In Karachi, shop owners quickly closed their businesses as protesters set tires on fire on the roads, torched several vehicles and burned a gas station, said Fayyaz Leghri, a local police official. Gunmen shot and wounded two police officers, he said.

One man was killed in a shootout between police and protesters in Tando Allahyar, a town 120 miles north of Karachi, said Mayor Kanwar Naveed. In the town of Tando Jam, protesters forced passengers to get out of a train and then set it on fire.

Two people were killed in the southern Sindh province and two others in Lahore, police said.

Violence also broke out in Lahore, Multan, Peshawar and many other parts of Pakistan, where Bhutto's supporters burned banks, state-run grocery stores and private shops.

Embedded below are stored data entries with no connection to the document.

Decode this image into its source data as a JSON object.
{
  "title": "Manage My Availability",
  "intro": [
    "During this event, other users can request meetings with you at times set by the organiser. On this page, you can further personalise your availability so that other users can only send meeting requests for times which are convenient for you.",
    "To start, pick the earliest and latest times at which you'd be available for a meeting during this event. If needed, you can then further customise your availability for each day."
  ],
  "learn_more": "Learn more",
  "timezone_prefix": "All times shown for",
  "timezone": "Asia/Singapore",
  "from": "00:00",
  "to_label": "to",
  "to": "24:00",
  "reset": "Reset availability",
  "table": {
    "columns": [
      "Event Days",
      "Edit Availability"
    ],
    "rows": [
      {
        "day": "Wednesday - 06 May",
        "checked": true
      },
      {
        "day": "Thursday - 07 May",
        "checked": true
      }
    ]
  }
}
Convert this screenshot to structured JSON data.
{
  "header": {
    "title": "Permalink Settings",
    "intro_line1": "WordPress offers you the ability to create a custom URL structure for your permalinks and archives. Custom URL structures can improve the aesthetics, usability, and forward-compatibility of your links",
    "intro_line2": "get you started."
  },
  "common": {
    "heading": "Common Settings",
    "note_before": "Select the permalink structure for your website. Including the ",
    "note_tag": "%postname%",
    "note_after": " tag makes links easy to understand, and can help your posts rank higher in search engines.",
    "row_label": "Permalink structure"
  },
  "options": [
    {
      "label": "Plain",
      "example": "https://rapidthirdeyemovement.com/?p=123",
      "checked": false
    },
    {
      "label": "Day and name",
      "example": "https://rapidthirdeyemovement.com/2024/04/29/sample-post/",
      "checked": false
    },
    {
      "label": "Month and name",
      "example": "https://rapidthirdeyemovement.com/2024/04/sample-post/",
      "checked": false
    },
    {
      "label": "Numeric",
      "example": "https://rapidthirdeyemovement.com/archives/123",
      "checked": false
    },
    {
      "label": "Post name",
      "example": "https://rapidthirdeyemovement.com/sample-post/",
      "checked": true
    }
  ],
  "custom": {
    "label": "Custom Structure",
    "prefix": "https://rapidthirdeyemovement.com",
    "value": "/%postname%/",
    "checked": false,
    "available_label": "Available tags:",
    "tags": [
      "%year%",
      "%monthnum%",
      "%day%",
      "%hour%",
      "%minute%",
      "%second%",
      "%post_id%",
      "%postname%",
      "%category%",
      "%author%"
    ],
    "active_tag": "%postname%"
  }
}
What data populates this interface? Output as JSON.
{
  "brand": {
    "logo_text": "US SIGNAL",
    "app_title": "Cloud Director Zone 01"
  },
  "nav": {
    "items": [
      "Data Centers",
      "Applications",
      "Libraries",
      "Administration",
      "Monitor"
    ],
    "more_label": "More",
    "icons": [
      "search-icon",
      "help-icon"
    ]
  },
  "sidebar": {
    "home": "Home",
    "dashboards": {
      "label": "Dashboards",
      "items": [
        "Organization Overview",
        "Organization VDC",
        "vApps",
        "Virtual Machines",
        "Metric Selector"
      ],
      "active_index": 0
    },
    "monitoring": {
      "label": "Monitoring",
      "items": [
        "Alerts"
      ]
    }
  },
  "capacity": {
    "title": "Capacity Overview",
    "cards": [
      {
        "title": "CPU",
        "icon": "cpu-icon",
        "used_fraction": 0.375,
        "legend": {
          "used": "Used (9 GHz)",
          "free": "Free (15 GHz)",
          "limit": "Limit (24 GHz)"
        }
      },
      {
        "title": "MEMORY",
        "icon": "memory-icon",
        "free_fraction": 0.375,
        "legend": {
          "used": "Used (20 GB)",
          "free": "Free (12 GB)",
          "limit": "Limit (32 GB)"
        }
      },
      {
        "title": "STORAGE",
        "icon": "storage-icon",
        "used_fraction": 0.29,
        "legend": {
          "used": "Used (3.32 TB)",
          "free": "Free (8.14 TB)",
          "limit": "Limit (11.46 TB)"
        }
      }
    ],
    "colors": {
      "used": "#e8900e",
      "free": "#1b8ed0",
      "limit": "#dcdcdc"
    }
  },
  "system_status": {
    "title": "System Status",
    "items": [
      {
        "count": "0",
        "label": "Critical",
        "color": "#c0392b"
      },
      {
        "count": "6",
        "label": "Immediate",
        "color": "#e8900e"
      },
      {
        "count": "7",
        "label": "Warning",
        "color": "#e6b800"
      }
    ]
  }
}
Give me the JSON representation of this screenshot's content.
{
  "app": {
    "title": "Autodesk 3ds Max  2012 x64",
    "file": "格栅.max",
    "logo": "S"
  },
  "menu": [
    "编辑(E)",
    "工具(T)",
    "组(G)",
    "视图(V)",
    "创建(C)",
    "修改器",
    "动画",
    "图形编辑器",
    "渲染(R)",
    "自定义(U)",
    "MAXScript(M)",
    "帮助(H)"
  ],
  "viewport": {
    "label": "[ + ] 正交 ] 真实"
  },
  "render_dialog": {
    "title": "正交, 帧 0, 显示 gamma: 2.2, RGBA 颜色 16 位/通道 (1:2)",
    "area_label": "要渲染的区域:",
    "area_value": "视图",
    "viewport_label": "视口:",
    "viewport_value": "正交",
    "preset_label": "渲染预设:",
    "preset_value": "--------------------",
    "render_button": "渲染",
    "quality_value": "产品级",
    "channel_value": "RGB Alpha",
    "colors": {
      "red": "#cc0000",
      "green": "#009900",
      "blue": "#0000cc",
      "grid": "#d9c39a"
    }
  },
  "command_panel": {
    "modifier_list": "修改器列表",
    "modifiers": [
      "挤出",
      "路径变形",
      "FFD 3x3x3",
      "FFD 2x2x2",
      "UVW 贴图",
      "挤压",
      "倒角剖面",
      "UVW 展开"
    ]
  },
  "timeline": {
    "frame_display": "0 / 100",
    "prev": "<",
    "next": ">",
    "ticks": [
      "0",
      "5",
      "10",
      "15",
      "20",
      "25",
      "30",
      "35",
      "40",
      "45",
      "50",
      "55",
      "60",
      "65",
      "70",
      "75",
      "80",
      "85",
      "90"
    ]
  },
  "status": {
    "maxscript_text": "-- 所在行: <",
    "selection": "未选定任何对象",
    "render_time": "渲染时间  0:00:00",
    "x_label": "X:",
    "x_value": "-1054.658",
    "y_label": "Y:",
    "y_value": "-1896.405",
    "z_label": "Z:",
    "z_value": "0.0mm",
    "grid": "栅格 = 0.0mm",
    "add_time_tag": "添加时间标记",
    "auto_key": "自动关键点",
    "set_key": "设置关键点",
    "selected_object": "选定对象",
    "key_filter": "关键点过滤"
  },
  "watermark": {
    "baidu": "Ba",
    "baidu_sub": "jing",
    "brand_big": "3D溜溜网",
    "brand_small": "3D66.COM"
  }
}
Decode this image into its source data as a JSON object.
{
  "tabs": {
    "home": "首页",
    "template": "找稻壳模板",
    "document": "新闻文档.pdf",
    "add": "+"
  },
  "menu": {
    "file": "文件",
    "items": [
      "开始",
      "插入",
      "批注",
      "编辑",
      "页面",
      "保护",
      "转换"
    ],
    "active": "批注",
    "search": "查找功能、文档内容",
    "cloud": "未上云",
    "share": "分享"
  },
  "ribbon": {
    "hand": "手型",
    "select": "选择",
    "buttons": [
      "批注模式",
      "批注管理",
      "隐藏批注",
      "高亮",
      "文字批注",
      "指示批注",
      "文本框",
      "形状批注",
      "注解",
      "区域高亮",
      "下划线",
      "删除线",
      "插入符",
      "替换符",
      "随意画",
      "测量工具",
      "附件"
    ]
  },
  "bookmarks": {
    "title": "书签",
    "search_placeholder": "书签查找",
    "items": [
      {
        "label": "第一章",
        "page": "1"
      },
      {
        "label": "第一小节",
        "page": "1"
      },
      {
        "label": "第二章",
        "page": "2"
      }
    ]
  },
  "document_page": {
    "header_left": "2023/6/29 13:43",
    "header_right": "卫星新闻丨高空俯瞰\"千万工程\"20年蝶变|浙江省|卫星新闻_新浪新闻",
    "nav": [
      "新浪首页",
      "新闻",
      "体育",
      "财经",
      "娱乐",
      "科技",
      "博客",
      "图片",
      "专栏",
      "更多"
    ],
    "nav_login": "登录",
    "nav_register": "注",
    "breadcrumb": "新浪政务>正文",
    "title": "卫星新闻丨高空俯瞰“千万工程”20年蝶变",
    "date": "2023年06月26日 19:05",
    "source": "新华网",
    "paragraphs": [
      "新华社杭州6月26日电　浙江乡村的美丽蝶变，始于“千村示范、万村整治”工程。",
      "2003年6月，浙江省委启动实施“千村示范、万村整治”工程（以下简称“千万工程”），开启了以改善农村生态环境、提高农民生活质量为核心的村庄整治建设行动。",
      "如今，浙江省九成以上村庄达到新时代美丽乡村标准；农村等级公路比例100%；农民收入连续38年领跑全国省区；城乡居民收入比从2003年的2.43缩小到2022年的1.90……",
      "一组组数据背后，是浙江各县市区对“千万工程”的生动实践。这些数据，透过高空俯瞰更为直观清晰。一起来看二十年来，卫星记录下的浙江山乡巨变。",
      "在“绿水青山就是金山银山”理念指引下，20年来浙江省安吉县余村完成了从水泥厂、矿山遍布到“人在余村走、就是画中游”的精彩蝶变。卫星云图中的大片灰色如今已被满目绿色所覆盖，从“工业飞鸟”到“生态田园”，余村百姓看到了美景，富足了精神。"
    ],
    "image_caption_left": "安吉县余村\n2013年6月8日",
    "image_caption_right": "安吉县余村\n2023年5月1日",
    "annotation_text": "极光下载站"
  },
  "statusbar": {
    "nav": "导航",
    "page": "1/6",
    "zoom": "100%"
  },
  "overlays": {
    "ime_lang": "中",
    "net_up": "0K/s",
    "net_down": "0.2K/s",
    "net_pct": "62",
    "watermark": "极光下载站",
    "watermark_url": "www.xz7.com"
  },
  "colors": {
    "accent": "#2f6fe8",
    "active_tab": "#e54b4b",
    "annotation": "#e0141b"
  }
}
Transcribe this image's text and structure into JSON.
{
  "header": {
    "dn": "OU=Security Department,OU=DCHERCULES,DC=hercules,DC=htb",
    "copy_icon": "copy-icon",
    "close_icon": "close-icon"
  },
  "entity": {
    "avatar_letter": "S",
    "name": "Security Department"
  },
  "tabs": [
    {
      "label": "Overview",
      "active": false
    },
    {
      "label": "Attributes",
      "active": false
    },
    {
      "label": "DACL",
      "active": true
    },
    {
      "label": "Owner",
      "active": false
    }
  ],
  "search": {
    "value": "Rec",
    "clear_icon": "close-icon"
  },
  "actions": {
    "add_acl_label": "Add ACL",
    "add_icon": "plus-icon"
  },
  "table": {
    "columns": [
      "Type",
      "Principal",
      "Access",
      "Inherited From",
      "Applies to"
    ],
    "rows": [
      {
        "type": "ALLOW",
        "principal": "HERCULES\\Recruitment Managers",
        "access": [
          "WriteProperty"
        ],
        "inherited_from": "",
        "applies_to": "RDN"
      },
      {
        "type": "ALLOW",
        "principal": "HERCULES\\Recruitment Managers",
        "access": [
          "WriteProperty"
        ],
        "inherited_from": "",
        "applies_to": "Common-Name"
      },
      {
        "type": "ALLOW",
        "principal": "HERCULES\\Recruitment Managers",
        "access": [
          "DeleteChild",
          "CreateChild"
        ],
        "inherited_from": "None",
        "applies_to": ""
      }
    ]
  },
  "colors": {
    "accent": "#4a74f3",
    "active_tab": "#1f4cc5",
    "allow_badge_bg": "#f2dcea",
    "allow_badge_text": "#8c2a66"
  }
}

Some set fire to election offices for the ruling party, according to Pakistani media.

Akhtar Zamin, home minister for the southern Sindh province, said authorities would deploy troops to stop violence if needed.

Musharraf urged calm.

"I want to appeal to the nation to remain peaceful and exercise restraint," he said.

Rep. Patrick Kennedy, a Democrat from Rhode Island, was in Pakistan and on his way to have dinner with Bhutto Thursday night when he learned of her killing.

"You could really feel the tragedy of this loss because Bhutto really represented hope here for so many people," he said, adding that turmoil was engulfing much of the country.

"Her death really dashed the hope of many here in Pakistan and that's why there's so much disillusionment and anger being vented through these protests that are lighting up the sky tonight as people set fires all over the countryside," Kennedy told the AP in a telephone interview.

Sharif arrived at the hospital and sat silently next to Bhutto's body.

"Benazir Bhutto was also my sister, and I will be with you to take the revenge for her death," he said. "Don't feel alone. I am with you. We will take the revenge on the rulers."

He rebutted suggestions that he could gain political capital from her demise, announcing his Muslim League-N party would boycott the elections and demanding that Musharraf resign.

"The holding of fair and free elections is not possible in the presence of Pervez Musharraf," he said. "Musharraf is the cause of all the problems. The federation of Pakistan cannot remain intact in the presence of President Musharraf," he told a news conference.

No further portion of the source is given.